The imaginative plot is brought alive by captivating illustrations—my favourite part of the book. I wouldn’t be surprised if children poke their stubby fingers at a page, pointing to far too many things and asking a whole lot of questions. The drawings skilfully hold multiple stories within the book’s 17 pages, even mindful of details that signify the multiple communities of the North-East, through distinct clothes and jewellery.

The book is also evocative of Keditsu’s keen interest in the textiles of Nagaland and its neighbouring states. She uses her Instagram account @MekhalaMama to promote indigenous jewellery and clothes through personal styling posts. Not surprisingly, these choices seep into the book. Ukepenuopfü wears a white Naga mekhala bordered with red and black stripes similar to Keditsu’s wedding mekhala set.

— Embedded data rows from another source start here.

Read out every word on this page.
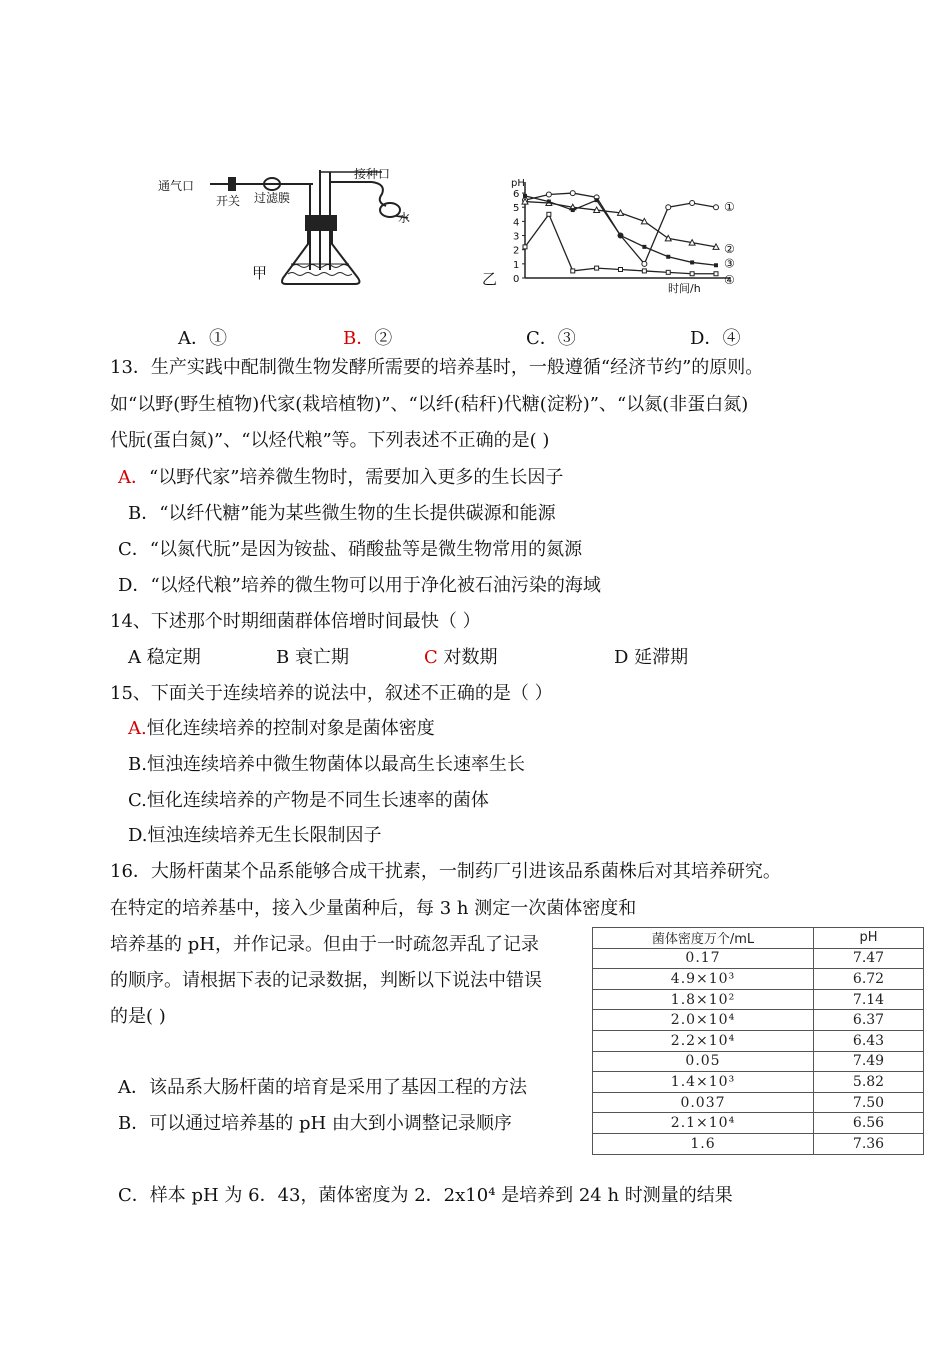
通气口
开关 过滤膜
接种口
水
甲	乙
pH
时间/h
0
1
2
3
4
5
6
①
②
③
④
A．①	B．②	C．③	D．④
13．生产实践中配制微生物发酵所需要的培养基时，一般遵循“经济节约”的原则。
如“以野(野生植物)代家(栽培植物)”、“以纤(秸秆)代糖(淀粉)”、“以氮(非蛋白氮)
代朊(蛋白氮)”、“以烃代粮”等。下列表述不正确的是( )
A．“以野代家”培养微生物时，需要加入更多的生长因子
B．“以纤代糖”能为某些微生物的生长提供碳源和能源
C．“以氮代朊”是因为铵盐、硝酸盐等是微生物常用的氮源
D．“以烃代粮”培养的微生物可以用于净化被石油污染的海域
14、下述那个时期细菌群体倍增时间最快（ ）
A 稳定期	B 衰亡期	C 对数期	D 延滞期
15、下面关于连续培养的说法中，叙述不正确的是（ ）
A.恒化连续培养的控制对象是菌体密度
B.恒浊连续培养中微生物菌体以最高生长速率生长
C.恒化连续培养的产物是不同生长速率的菌体
D.恒浊连续培养无生长限制因子
16．大肠杆菌某个品系能够合成干扰素，一制药厂引进该品系菌株后对其培养研究。
在特定的培养基中，接入少量菌种后，每 3 h 测定一次菌体密度和
培养基的 pH，并作记录。但由于一时疏忽弄乱了记录
的顺序。请根据下表的记录数据，判断以下说法中错误
的是( )
菌体密度万个/mL	pH
0.17	7.47
4.9×10³	6.72
1.8×10²	7.14
2.0×10⁴	6.37
2.2×10⁴	6.43
0.05	7.49
1.4×10³	5.82
0.037	7.50
2.1×10⁴	6.56
1.6	7.36
A．该品系大肠杆菌的培育是采用了基因工程的方法
B．可以通过培养基的 pH 由大到小调整记录顺序
C．样本 pH 为 6．43，菌体密度为 2．2x10⁴ 是培养到 24 h 时测量的结果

By reviving a little-known Angami folktale, Keditsu draws attention to a mother—in Angami, Ukepenuopfü translates into “the one who birthed us” . It is indicative of the author’s feminist leanings. In 2018, she published a collection of poems, Sopfünuo, that portray the plight of women in patriarchal Nagaland.

Ukepenuopfü is Keditsu’s first attempt at a children’s book. And by rethinking the folktale in English, she has unlocked it for young readers from all corners of the world. Perhaps it will find a place among the Eric Carles and Enid Blytons.